Spruch:
Bei Entziehung des Pflichtteiles nach § 773 ABGB. steht der Anspruch auf Pflichtteilsergänzung dem Noterben, nicht seinem bedachten Kinde zu.
Entscheidung vom 14. Mai 1962, 8 Ob 152/62.
I. Instanz: Landesgericht für Zivilrechtssachen Wien; II. Instanz:
Oberlandesgericht Wien.
Text
Der Erblasser Oskar W. hat in seinem Testament vom 23. April 1957 seinen Sohn Kurt W. enterbt und den diesem gebührenden Pflichtteil gemäß § 773 ABGB. in der Form eines Erbteiles dem minderjährigen Kläger als Sohn des Kurt W. hinterlassen, indem er den Kläger zu 4/16 des Nachlasses zum Erben einsetzte. Ferner hat der Erblasser seine Witwe Maria W. und seinen Sohn Hubert W. als Erben eingesetzt. Der Erblasser hat mit Schenkungsvertrag vom 5. April 1957 seinem Sohn Hubert W. seinen Anteil am Waldgut in G. übertragen und im Testament vorfügt, daß das Waldgut mit 400.000 S in den Erbteil des Hubert W. einzurechnen sei. Der Nachlaß ist den Erben bisher noch nicht eingeantwortet worden.

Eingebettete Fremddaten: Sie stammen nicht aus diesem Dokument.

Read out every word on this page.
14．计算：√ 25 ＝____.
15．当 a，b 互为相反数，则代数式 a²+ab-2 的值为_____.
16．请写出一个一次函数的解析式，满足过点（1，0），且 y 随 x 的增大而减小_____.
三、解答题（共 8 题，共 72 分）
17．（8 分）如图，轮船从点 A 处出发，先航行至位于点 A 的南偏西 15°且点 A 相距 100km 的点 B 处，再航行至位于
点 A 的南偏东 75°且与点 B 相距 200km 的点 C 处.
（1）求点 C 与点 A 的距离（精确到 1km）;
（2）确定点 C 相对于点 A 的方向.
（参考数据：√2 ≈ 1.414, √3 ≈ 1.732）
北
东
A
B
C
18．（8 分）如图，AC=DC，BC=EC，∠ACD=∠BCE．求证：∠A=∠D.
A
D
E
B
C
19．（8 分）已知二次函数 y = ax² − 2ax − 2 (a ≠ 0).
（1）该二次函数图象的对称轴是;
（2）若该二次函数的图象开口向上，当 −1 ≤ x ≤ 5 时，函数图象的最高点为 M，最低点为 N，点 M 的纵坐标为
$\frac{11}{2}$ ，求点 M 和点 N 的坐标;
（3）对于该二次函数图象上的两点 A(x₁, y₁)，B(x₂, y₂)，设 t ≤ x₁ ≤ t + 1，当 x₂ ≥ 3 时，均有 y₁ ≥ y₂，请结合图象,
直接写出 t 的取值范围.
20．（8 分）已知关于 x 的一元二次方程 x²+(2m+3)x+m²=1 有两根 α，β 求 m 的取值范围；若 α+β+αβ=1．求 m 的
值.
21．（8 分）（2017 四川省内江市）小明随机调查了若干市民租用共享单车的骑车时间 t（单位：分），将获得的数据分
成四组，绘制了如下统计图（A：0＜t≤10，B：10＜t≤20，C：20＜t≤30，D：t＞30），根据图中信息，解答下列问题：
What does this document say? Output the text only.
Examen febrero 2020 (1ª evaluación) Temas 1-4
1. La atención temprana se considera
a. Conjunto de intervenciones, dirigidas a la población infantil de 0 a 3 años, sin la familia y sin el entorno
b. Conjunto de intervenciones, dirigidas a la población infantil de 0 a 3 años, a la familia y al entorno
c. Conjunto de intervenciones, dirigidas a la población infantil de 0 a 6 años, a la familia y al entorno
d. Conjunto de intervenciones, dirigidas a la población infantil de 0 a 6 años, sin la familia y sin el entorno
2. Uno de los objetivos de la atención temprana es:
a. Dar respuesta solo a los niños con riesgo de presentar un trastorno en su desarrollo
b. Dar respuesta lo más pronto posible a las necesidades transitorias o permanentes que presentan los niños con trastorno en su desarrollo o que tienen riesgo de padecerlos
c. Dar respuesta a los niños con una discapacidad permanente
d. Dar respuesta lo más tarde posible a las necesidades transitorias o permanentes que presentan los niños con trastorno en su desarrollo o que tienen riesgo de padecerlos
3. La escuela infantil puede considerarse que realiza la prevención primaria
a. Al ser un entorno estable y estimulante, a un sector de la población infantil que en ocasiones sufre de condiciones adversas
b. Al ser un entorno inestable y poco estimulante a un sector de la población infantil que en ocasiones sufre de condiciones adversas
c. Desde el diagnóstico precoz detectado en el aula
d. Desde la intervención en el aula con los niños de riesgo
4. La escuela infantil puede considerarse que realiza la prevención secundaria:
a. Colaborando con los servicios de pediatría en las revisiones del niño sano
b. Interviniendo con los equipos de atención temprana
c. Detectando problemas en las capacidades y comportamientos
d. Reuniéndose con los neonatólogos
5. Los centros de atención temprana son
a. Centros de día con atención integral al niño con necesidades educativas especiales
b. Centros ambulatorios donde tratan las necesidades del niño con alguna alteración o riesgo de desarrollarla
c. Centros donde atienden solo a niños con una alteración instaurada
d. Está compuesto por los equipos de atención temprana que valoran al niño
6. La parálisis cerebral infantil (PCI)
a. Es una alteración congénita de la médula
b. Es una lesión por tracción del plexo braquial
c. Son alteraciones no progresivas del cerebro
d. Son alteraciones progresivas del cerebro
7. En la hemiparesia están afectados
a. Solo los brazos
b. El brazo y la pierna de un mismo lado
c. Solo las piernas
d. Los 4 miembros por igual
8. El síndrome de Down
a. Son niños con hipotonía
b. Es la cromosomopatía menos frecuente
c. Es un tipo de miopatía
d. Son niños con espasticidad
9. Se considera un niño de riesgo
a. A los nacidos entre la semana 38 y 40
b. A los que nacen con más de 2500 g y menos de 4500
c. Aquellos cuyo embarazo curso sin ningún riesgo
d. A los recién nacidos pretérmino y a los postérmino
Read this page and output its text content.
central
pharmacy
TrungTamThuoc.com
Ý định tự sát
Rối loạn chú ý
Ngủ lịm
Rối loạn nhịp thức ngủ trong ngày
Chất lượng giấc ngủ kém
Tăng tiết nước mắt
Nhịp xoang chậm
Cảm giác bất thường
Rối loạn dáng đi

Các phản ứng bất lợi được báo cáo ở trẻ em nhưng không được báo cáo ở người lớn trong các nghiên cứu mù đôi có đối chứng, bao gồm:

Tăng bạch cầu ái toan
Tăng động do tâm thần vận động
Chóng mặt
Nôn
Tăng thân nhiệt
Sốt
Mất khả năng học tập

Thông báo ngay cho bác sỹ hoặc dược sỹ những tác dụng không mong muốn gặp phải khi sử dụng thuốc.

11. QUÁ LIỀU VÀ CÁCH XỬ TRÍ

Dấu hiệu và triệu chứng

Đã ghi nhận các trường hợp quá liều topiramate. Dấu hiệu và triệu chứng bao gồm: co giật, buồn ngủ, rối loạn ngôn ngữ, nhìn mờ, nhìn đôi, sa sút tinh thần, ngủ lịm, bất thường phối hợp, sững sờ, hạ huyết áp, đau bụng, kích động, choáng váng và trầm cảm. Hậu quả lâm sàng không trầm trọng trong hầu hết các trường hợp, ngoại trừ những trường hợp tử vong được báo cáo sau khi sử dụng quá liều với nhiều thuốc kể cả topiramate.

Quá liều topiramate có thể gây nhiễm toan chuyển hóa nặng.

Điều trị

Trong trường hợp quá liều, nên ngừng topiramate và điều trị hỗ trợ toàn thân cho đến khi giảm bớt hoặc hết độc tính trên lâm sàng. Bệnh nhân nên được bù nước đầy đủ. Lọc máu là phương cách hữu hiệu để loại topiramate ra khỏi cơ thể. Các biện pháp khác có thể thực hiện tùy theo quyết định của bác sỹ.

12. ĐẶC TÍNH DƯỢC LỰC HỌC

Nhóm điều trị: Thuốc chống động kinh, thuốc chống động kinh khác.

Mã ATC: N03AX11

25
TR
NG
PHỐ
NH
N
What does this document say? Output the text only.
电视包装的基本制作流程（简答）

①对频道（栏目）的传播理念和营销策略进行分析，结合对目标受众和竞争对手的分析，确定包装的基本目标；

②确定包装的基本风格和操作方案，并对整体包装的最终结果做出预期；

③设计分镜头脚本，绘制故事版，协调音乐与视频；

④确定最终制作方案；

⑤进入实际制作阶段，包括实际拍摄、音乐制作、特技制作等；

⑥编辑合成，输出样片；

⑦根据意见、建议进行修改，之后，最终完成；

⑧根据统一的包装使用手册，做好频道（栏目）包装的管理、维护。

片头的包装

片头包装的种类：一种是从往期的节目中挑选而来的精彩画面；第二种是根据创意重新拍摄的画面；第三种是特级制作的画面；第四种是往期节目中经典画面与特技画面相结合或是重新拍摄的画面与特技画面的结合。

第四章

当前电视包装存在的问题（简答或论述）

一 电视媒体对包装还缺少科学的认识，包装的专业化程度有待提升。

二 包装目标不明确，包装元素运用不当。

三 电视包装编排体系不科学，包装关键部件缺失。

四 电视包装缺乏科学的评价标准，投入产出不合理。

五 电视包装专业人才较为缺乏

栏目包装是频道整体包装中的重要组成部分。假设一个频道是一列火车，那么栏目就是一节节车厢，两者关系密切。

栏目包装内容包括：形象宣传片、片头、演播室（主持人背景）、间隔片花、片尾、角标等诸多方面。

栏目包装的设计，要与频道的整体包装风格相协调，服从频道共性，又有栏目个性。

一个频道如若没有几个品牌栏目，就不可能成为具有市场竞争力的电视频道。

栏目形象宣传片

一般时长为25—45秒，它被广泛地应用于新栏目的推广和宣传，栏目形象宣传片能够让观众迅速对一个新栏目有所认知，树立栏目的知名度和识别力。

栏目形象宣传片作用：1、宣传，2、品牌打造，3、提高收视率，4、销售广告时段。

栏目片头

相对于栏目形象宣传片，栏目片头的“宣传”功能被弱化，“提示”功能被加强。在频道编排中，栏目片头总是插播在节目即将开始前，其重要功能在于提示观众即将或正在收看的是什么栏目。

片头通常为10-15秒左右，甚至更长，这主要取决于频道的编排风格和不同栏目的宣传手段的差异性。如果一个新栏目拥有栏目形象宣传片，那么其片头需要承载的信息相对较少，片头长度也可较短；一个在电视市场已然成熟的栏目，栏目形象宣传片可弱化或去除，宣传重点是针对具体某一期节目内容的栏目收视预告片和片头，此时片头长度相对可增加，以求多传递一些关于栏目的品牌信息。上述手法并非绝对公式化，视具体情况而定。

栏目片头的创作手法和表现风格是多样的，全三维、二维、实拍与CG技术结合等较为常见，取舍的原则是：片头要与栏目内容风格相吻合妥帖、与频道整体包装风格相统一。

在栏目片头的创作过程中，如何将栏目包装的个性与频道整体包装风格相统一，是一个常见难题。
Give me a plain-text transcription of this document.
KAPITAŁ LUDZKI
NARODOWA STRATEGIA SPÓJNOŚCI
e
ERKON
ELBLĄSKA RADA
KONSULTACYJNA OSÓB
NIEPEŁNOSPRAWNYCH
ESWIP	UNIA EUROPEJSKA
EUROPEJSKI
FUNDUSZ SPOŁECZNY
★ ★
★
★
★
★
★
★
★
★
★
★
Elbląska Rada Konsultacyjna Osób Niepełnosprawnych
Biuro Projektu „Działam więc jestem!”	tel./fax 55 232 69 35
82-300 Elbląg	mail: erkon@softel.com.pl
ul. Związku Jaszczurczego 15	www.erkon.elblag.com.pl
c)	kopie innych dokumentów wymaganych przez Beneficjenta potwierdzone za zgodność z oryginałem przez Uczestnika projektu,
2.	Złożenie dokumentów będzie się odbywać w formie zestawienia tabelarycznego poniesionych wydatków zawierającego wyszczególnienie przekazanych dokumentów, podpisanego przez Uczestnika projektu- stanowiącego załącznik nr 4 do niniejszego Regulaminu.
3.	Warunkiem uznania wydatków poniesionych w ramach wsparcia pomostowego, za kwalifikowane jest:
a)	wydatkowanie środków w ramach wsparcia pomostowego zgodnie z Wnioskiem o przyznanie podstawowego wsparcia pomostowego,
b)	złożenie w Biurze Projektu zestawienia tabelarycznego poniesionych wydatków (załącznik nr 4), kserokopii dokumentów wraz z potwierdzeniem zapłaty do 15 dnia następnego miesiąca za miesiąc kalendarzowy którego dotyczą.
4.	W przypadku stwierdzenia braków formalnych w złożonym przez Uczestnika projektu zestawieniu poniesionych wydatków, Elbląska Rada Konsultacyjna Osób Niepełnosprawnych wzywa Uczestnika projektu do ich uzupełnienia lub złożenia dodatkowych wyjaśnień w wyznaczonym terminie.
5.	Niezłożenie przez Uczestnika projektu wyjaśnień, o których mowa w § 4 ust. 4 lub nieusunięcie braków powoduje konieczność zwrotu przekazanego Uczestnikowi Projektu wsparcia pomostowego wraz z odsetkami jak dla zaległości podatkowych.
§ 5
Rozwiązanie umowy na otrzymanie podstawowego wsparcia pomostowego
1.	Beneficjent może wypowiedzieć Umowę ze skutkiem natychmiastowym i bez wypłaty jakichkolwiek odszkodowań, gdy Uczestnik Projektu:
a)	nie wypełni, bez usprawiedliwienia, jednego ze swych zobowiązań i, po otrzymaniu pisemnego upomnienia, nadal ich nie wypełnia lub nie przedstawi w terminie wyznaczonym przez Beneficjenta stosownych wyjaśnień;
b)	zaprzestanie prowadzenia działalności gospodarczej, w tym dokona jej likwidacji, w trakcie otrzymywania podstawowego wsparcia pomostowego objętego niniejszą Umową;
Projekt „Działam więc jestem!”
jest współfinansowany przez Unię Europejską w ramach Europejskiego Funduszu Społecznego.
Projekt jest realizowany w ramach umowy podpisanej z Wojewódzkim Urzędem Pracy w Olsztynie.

Der Kläger begehrt aus dem Titel der Pflichtteilsergänzung, die beklagten Erben Maria W. und Hubert W. schuldig zu erkennen, ihm 199.956.37 S zu bezahlen. Die Beklagten bestritten die Legitimation des Klägers zur Anbringung der Klage mit der Begründung, daß nicht der Kläger, sondern der enterbte Pflichtteilsberechtigte den Anspruch gegen alle Erben zu erheben habe, ferner die passive Klagslegitimation der geklagten Erben, weil die Klage vor der Einantwortung des Nachlasses nicht gegen die Erben, sondern gegen die Verlassenschaft anzubringen gewesen wäre. Schließlich bestritten sie die Berechtigung des Anspruches überhaupt.
Das Erstgericht wies die Klage mit der Begründung ab, daß die Klage nur gegen den Nachlaß gerichtet werden könne.
Das Berufungsgericht teilte diese Rechtsauffassung des Erstgerichtes und vertrat entgegen dem Standpunkt des Klägers die Auffassung, daß eine Richtigstellung der Parteienbezeichnung nicht möglich sei. Es bestätigte daher das Ersturteil.
Der Oberste Gerichtshof gab der Revision des Klägers nicht Folge.
Rechtliche Beurteilung
Aus den Entscheidungsgründen:
Es ist ständige Rechtsprechung, daß die Pflichtteilsergänzungsklage vor der Einantwortung der Verlassenschaft nicht gegen die erbserklärten Erben, sondern gegen den Nachlaß anzubringen ist (vgl. 7 Ob 451, 452/55 = EvBl. 1956 Nr. 34 u. a.). Es kann jedoch ununtersucht bleiben, ob in der Anbringung der vorliegenden Klage gegen die Erben anstatt gegen den durch die erbserklärten Erben vertretenen Nachlaß bloß eine unrichtige, jederzeit von Amts wegen richtigzustellende Bezeichnung einer Prozeßpartei vorliegt oder ein Mangel der passiven Klagslegitimation, weil das Klagebegehren schon wegen des Mangels der aktiven Klagslegitimation abzuweisen war.
Nach § 773 ABGB. kann der Erblasser den Pflichtteil einem Noterben nur dergestalt entziehen, daß er den Pflichtteil den Kindern des Noterben zuwendet. Wird hiebei nicht der ganze dem Noterben gebührende Pflichtteil zugewendet, dann steht dem Noterben, nicht aber seinem bedachten Kinde, der Anspruch auf Pflichtteilsergänzung zu. Denn wenn nach dem erwähnten Wortlaut des Gesetzes dem Noterben der Pflichtteil nur durch die Zuwendung an die Kinder des Noterben entzogen werden kann, heißt dies, daß, soweit keine solche Zuwendung erfolgte, der Pflichtteil nicht entzogen ist (ebenso Weiß in Klang[2] III S. 855).